Debuting director Jason Winer, whose background is in television, works from a screenplay by Peter Baynham (who wrote two Sacha Baron Cohen vehicles, Borat and Bruno) that updates the ain't-drunkenness-fun-to-watch tone with references to AA meetings and softens the ain't-conspicuous-consumption-a-kick presumption with references to the recession.

But most of the wit and whimsy of the original has been lost in translation for this sloppy second.

Dudley Moore's particular brand of naughty, inebriated charm, coupled with Gielgud's hilariously dry line readings as Arthur's acid-tongued father figure, gave the original Arthur considerable comedic flair.  Moore's Arthur was as amused by the words coming out of his mouth as we were, so we laughed with him.

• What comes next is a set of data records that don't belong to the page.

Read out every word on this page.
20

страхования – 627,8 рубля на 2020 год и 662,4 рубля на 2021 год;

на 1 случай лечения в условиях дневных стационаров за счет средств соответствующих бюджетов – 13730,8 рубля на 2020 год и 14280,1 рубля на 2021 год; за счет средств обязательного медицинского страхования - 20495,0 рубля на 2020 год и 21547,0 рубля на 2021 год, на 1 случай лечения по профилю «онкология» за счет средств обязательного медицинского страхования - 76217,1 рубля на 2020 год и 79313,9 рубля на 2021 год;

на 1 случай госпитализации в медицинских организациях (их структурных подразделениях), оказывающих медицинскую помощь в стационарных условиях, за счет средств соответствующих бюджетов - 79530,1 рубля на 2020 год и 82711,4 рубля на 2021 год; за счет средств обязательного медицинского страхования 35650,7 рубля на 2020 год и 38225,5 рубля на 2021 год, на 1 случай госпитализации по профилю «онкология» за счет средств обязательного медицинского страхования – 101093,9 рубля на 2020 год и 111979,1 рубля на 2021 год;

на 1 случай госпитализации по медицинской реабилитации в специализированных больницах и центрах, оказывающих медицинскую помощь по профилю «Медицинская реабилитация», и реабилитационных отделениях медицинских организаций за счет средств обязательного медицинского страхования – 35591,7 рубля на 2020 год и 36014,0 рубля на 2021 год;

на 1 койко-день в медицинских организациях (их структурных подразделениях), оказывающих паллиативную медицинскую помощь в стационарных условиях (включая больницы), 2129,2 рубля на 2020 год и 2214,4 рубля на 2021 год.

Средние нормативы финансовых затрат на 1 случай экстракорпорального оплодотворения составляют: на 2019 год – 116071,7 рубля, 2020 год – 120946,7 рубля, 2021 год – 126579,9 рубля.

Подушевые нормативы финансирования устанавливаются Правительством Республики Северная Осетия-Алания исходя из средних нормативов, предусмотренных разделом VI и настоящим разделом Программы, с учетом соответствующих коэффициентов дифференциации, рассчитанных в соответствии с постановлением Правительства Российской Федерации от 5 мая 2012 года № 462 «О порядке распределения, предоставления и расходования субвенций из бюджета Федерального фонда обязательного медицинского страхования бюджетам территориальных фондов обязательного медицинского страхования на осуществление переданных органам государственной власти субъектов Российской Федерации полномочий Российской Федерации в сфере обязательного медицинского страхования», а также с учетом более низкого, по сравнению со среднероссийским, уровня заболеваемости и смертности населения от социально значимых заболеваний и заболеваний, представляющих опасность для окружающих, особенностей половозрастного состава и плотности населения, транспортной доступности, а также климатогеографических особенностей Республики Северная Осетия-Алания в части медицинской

By contrast, Brand's Arthur is a vehicle for him to strut his stuff for us, and we're not buying. The remake offers Brand a generously large stage to change our perception that he is, in his big-screen work thus far, as often obnoxious (Get Him to the Greek) as he is winning (arguably, and in a supporting role, Forgetting Sarah Marshall).

In Arthur, although he tries to play a real person rather than his customary caricature, he's mostly just insufferable.

Brand and Mirren, trying to capture the rapport that Moore and Gielgud displayed so wonderfully three decades ago, strain to amuse. Brand just doesn't have a leading-man presence in any genre, and Mirren, acting uphill thanks to the script, has to work much too hard to get the few laughs she manages.

And when tragedy strikes late in the film, the emotion suggested in a scene meant to be touching falls flat because what has led up to it has been so shoddily developed and dealt with.

So we'll drink 2 stars out of 4 for Arthur redux. That star Russell Brand is also an executive producer may be all we need to know to explain why this harmless but charmless comedy tastes so flat.